Importance: Functional brain networks are associated with both behavior and genetic factors. To uncover biological mechanisms of psychopathology, it is critical to define how the spatial organization of these networks relates to genetic risk during development.
Objective: To determine the associations among transdiagnostic polygenic risk scores (PRSs), personalized functional brain networks (PFNs), and overall psychopathology (p-factor) during early adolescence.
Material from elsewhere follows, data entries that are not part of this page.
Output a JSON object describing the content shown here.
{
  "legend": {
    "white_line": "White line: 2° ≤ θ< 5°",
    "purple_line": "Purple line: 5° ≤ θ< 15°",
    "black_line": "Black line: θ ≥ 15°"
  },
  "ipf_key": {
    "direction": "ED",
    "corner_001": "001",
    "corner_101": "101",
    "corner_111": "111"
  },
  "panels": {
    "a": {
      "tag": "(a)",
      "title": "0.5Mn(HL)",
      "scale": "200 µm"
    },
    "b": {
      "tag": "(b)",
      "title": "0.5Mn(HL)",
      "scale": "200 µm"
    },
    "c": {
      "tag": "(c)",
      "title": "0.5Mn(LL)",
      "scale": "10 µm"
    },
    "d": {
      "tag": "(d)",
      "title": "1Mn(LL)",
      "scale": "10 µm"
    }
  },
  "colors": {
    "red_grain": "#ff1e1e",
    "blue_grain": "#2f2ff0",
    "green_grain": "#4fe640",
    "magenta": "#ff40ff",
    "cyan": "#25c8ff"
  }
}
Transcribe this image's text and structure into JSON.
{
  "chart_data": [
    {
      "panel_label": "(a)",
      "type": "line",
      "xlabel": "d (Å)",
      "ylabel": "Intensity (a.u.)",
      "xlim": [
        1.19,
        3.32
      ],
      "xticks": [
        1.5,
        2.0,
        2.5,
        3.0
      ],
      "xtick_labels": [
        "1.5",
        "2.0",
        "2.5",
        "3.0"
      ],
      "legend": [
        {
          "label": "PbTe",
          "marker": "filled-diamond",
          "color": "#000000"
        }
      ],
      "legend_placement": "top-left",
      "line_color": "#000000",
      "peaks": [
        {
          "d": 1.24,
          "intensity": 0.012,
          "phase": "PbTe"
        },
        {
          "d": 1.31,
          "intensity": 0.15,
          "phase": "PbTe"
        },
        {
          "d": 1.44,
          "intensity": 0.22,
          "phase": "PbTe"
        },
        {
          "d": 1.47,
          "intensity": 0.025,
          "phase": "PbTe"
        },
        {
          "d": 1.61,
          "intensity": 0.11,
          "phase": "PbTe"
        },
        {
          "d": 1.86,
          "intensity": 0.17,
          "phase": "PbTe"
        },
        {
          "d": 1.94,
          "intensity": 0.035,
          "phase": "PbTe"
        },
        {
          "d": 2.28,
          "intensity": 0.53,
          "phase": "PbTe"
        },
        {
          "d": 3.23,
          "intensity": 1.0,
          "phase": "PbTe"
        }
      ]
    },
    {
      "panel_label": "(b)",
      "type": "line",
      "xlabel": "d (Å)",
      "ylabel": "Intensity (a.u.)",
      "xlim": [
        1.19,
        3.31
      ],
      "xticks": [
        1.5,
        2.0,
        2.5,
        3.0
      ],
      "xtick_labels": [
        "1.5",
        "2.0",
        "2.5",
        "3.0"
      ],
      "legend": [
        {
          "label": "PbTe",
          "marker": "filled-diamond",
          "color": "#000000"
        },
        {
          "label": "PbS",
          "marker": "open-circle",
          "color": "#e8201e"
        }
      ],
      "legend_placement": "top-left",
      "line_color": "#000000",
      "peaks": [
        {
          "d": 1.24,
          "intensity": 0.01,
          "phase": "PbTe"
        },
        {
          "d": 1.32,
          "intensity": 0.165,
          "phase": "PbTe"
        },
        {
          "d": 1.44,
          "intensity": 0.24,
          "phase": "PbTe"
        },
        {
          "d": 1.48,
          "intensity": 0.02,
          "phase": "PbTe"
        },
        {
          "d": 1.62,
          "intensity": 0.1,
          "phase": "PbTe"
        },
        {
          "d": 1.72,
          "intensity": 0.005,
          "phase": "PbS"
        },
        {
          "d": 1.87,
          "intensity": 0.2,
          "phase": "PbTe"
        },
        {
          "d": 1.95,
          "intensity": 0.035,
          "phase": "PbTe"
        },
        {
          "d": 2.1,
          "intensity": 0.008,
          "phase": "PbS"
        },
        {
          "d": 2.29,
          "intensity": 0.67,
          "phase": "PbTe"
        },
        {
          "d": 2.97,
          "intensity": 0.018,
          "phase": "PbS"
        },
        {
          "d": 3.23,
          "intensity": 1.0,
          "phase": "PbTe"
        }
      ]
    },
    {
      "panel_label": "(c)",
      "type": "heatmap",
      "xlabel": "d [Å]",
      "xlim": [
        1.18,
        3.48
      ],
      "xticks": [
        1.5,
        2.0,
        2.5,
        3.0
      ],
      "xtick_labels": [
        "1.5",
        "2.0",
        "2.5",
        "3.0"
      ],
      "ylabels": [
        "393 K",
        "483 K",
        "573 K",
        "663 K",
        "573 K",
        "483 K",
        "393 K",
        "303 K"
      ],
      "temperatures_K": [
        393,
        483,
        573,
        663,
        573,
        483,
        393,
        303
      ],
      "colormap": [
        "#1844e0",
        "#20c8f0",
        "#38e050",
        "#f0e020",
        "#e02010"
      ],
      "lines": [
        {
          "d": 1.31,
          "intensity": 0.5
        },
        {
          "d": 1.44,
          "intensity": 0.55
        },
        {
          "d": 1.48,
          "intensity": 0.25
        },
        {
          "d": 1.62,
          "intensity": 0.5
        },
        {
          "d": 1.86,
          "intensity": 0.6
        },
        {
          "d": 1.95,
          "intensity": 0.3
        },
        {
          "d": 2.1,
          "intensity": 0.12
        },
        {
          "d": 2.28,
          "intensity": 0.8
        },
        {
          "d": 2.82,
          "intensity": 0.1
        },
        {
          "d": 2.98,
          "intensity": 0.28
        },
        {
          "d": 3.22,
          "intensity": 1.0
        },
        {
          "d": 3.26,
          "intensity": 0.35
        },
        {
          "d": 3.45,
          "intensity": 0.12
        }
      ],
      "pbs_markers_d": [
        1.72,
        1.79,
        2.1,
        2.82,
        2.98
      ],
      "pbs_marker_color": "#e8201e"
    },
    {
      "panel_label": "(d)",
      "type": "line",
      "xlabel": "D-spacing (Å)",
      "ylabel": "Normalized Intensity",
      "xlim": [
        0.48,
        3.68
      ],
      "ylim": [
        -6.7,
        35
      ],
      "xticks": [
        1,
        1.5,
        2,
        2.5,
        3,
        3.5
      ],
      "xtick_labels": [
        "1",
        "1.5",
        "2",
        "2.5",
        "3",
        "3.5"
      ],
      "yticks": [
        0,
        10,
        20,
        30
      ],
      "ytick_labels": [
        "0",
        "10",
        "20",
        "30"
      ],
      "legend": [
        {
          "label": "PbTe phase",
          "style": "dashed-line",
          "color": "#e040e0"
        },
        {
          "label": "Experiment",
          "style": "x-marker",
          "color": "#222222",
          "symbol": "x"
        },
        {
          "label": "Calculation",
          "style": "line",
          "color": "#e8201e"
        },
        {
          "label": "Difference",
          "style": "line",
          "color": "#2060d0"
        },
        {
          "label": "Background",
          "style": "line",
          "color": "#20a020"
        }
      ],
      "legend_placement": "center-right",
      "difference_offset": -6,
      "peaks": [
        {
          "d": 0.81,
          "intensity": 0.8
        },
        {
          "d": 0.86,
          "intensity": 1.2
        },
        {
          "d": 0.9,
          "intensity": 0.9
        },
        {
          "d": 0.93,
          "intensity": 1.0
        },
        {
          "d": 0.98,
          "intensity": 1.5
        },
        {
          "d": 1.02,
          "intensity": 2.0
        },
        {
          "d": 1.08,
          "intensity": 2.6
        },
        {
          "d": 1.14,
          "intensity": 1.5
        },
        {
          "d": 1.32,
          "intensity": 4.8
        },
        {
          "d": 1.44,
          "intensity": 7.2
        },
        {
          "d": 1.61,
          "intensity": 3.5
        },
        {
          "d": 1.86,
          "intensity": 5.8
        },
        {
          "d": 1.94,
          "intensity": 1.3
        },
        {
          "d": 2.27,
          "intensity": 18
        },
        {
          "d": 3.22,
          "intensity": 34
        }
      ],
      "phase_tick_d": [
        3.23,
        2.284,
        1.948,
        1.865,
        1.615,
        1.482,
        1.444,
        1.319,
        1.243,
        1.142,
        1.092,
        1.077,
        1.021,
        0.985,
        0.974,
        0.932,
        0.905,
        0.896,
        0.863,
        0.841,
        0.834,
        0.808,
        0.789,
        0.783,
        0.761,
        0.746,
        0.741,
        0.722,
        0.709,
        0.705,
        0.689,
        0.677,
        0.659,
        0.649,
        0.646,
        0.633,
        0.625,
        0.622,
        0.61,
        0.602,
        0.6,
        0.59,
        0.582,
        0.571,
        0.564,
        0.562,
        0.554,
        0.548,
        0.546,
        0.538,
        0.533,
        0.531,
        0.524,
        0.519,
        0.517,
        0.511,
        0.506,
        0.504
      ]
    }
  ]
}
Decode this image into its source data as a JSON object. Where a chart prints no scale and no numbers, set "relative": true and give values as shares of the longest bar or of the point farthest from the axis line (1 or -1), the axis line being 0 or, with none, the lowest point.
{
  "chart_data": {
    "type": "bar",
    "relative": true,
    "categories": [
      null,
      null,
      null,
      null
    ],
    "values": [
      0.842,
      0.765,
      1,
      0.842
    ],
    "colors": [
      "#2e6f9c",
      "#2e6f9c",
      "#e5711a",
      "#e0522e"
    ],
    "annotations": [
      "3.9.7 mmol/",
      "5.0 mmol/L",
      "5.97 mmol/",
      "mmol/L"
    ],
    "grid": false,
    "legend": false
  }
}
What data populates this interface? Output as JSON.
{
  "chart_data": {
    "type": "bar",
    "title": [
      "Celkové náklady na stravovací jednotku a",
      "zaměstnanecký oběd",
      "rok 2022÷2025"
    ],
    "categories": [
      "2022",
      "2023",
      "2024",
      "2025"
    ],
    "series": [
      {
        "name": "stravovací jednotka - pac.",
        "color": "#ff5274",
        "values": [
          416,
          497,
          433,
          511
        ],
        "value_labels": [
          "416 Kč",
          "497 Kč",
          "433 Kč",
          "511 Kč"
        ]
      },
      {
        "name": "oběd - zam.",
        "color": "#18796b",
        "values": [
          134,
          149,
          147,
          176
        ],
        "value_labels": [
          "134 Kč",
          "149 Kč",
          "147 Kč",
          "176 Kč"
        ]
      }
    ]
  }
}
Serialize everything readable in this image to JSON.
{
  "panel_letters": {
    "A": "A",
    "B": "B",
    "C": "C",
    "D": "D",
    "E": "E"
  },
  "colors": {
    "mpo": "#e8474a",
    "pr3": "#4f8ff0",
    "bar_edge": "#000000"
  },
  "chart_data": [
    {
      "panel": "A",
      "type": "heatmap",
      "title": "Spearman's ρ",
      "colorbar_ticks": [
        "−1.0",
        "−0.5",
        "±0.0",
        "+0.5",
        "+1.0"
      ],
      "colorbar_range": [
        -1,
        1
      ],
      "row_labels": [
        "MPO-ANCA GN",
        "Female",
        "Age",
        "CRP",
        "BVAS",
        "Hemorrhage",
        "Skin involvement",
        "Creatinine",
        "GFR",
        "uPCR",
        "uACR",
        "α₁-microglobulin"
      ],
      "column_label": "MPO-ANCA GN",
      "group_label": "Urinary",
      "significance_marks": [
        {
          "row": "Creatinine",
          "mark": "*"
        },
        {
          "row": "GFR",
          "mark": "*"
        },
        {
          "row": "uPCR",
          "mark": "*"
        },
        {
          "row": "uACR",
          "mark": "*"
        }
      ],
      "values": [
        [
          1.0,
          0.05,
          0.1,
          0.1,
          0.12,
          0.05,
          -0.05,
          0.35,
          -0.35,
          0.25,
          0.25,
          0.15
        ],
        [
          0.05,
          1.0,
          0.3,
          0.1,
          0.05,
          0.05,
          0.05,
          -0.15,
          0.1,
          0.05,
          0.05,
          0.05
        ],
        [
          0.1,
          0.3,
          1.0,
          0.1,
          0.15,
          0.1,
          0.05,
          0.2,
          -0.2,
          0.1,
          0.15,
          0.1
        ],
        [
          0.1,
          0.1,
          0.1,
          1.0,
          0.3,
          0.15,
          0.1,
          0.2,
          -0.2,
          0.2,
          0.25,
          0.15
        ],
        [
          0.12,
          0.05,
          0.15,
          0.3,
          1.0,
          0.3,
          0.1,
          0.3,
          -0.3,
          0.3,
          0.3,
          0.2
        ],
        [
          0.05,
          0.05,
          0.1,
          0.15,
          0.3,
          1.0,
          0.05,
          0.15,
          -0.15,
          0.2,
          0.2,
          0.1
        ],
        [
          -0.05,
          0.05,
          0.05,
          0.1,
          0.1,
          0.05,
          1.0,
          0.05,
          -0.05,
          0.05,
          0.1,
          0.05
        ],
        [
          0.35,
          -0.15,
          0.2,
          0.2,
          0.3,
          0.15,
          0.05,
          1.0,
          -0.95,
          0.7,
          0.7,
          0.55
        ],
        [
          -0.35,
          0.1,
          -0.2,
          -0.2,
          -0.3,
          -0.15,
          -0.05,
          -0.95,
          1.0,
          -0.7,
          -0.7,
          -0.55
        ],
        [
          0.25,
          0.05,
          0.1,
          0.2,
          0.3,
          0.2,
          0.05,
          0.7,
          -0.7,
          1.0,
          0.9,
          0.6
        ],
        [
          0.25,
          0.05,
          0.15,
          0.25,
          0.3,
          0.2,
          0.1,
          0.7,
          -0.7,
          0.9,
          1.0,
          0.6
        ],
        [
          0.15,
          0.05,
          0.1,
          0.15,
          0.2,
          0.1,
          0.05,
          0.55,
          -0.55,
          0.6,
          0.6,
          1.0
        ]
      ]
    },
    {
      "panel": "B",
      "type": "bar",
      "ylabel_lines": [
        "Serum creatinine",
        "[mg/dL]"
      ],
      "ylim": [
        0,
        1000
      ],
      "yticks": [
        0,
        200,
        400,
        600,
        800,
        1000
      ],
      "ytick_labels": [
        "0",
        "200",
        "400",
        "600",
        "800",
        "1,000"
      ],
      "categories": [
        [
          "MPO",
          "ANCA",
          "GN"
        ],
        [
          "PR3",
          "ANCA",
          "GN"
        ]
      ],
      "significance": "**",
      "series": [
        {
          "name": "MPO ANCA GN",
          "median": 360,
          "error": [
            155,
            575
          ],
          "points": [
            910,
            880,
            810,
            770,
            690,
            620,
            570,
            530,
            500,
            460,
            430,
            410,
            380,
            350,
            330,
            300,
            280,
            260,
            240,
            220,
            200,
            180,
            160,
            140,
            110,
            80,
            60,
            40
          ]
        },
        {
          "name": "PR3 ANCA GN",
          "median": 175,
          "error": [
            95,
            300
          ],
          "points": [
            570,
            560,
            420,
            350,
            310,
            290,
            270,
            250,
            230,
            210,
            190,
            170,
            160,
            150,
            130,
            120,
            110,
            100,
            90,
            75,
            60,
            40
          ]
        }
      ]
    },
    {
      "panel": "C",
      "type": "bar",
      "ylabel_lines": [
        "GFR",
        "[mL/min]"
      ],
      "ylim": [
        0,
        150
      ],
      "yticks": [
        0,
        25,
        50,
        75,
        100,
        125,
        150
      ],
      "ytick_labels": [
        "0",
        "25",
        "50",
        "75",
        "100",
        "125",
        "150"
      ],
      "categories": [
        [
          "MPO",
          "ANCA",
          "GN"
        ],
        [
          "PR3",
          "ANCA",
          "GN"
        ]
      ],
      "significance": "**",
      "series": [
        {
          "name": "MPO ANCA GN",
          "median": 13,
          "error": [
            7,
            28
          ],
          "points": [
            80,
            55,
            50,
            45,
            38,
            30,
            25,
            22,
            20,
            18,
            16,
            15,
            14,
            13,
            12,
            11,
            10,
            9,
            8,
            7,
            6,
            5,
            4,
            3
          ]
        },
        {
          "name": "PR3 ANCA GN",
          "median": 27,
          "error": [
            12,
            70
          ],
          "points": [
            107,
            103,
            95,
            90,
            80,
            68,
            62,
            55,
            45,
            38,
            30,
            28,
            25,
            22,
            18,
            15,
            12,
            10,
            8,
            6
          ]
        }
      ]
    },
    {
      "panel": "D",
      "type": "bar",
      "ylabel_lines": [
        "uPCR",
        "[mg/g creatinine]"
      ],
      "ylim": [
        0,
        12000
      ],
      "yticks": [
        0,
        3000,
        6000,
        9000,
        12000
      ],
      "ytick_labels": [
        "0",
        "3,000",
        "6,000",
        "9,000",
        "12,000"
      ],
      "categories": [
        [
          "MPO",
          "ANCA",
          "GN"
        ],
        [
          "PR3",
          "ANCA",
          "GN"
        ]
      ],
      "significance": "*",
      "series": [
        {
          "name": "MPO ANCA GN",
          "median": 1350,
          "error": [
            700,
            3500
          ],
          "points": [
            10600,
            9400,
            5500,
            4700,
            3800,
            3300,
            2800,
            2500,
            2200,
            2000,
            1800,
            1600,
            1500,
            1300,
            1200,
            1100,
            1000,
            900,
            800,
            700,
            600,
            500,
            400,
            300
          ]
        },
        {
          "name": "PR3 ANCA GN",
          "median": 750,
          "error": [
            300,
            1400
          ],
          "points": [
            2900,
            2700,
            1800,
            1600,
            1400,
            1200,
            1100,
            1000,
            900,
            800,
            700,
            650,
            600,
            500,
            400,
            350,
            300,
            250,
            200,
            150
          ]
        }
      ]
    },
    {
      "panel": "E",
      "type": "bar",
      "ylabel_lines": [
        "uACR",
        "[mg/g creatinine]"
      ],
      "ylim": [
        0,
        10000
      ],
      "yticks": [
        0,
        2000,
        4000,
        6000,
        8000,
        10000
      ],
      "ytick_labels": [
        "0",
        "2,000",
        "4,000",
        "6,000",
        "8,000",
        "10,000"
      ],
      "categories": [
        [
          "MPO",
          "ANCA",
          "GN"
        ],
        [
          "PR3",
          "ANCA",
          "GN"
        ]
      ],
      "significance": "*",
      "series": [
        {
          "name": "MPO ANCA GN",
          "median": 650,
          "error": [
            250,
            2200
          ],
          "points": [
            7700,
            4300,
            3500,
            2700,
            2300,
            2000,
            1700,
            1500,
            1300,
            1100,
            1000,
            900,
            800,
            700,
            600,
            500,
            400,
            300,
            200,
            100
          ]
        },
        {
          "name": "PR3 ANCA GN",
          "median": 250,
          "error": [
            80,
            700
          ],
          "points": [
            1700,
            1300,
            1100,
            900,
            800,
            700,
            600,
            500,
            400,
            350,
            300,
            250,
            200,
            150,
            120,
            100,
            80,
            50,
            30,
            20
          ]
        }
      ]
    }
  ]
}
Design, setting, and participants: The Adolescent Brain Cognitive Development (ABCD) Study is an ongoing longitudinal cohort study of 21 collection sites across the US. This cross-sectional analysis includes ABCD baseline data collected between September 2016 and October 2018. The ABCD Study is a multisite community-based study. The sample is largely recruited through school systems. ABCD exclusion criteria included severe sensory, intellectual, medical, or neurological issues that interfere with protocol and scanner contraindications. Split-half subsets were used for cross-validation, matched on age, ethnicity, family structure, handedness, parental education, site, sex, and anesthesia exposure. Data were analyzed from January 2023 to July 2024.
Exposures: Polygenic risk scores of transdiagnostic genetic factors F1 (PRS-F1) and F2 (PRS-F2) derived from adults in Psychiatric Genomic Consortium and UK Biobanks datasets. PRS-F1 indexes liability for common psychiatric symptoms and disorders related to mood disturbance; PRS-F2 indexes liability for rarer forms of mental illness characterized by mania and psychosis.
Main outcomes and measures: P-factor derived from bifactor models of youth- and parent-reported mental health assessments and person-specific functional brain network topography derived from functional magnetic resonance imaging scans.
Results: Total participants included 11 873 children aged 9 to 10 years; 5678 (47.8%) were female, and the mean (SD) age was 9.92 (0.62) years. PFN topography was found to be heritable (imaging subsample, n = 7459; 57.1% of vertices: mean h2, 0.35; false discovery rate-corrected P < .05). PRS-F1 was associated with p-factor (European ancestry subsample, n = 5815; r, 0.12; 95% CI, 0.09-0.15; P < .001). Interindividual differences in functional network topography were associated with p-factor (imaging subsample, n = 7459; mean r, 0.12), PRS-F1 (imaging and European ancestry subsample, n = 3982; mean r, 0.05), and PRS-F2 (n = 3982; mean r, 0.08). Cortical maps of p-factor and PRS-F1 regression coefficients were correlated (r, 0.70; P = .003, permutation test, N = 1000).
Conclusions and relevance: Polygenic risk for transdiagnostic adulthood psychopathology was associated with both p-factor and heritable PFN topography during early adolescence in this study. These results may advance our understanding of the developmental drivers of psychopathology.